The median age in the city was 45.7 years. 19.7% of residents were under the age of 18; 8.2% were between the ages of 18 and 24; 20.5% were from 25 to 44; 35.3% were from 45 to 64; and 16.4% were 65 years of age or older. The gender makeup of the city was 53.3% male and 46.7% female.

===2000 census===
As of the census of 2000, there were 203 people, 85 households, and 54 families living in the city. The population density was 324.5 PD/sqmi. There were 95 housing units at an average density of 151.8 /sqmi. The racial makeup of the city was 96.55% White, 0.99% African American, 0.49% Asian, 1.48% from other races, and 0.49% from two or more races. Hispanic or Latino of any race were 1.97% of the population.

There were 85 households, out of which 36.5% had children under the age of 18 living with them, 50.6% were married couples living together, 11.8% had a female householder with no husband present, and 35.3% were non-families. 29.4% of all households were made up of individuals, and 9.4% had someone living alone who was 65 years of age or older. The average household size was 2.39 and the average family size was 3.00.
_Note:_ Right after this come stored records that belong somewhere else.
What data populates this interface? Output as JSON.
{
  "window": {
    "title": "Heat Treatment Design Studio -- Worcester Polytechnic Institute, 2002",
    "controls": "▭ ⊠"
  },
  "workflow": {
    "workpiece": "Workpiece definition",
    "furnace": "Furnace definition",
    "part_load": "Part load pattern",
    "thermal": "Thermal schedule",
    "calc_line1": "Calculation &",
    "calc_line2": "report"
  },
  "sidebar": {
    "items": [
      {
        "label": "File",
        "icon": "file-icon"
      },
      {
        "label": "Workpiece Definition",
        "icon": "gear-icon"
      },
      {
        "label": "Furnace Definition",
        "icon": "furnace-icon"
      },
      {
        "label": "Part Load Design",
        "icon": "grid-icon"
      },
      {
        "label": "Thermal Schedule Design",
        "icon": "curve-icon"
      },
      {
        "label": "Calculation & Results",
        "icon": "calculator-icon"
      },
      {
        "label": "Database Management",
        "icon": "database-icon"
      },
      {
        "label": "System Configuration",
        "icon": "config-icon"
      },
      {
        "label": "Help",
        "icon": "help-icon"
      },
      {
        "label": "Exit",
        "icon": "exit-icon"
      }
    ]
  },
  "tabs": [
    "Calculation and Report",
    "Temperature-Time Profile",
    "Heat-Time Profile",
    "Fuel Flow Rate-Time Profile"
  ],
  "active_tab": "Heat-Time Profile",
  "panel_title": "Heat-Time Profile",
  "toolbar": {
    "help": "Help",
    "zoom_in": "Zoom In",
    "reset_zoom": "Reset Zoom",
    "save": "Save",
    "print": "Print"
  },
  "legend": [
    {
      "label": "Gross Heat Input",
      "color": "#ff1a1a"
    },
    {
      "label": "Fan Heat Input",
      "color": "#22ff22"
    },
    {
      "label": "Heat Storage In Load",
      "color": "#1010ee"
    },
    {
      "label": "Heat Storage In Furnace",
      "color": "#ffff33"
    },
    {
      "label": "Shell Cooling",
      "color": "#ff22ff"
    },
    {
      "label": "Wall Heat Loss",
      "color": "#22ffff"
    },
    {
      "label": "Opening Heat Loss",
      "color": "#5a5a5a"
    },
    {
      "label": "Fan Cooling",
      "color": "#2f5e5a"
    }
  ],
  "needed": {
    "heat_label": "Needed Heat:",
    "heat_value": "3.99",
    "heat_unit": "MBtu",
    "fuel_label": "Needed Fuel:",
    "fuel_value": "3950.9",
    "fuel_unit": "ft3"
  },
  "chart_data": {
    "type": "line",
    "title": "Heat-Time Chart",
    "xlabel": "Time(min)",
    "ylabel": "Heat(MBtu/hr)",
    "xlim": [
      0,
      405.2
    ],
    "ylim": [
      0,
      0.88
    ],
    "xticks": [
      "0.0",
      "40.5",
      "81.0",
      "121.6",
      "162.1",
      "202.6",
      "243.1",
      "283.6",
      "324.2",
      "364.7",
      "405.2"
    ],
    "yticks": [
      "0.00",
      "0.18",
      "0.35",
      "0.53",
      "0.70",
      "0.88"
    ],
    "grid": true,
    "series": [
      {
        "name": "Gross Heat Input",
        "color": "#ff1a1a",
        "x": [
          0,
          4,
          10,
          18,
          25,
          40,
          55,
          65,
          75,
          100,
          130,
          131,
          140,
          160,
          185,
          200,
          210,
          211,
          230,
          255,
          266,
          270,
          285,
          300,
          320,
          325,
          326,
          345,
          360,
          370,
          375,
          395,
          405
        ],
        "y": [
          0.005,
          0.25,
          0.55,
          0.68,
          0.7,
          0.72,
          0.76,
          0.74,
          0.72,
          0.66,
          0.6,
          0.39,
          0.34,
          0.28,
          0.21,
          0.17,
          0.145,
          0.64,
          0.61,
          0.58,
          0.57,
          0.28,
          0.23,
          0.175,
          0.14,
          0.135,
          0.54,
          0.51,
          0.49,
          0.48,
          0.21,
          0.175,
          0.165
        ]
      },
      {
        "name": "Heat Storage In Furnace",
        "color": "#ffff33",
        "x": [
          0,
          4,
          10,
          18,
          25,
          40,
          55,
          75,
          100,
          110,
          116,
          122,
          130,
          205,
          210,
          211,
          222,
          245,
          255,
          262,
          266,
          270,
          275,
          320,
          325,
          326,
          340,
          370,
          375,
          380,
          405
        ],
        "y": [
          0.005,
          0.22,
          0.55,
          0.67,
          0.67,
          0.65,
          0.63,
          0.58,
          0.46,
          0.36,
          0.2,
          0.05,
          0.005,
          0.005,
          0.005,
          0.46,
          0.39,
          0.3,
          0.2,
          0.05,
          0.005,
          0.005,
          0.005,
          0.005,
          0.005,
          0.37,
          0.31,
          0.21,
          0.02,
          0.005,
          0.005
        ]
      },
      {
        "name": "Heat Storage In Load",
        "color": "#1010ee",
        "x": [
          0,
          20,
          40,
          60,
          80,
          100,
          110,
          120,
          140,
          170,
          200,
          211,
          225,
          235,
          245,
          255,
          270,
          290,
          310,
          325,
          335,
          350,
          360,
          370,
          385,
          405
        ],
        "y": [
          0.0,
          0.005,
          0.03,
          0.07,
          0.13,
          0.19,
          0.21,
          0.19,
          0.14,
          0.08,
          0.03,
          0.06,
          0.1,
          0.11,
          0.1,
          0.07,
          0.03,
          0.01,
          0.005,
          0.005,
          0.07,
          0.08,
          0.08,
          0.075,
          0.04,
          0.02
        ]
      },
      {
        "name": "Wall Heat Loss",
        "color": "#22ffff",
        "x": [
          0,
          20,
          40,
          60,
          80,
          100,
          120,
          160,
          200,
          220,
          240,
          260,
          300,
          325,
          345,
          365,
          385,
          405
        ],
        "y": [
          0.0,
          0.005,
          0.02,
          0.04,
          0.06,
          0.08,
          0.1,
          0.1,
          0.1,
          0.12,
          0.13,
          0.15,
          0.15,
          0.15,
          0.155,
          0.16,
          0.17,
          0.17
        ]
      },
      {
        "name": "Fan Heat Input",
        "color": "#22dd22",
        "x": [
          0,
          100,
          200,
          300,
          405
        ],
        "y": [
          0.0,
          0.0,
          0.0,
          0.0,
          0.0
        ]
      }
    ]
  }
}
In the city, the population was spread out, with 27.1% under the age of 18, 12.8% from 18 to 24, 34.0% from 25 to 44, 15.8% from 45 to 64, and 10.3% who were 65 years of age or older. The median age was 31 years. For every 100 females, there were 99.0 males. For every 100 females age 18 and over, there were 89.7 males.

The median income for a household in the city was $29,167, and the median income for a family was $31,667. Males had a median income of $24,375 versus $19,375 for females. The per capita income for the city was $13,700. About 8.6% of families and 14.8% of the population were below the poverty line, including 26.3% of those under the age of eighteen and 18.2% of those 65 or over.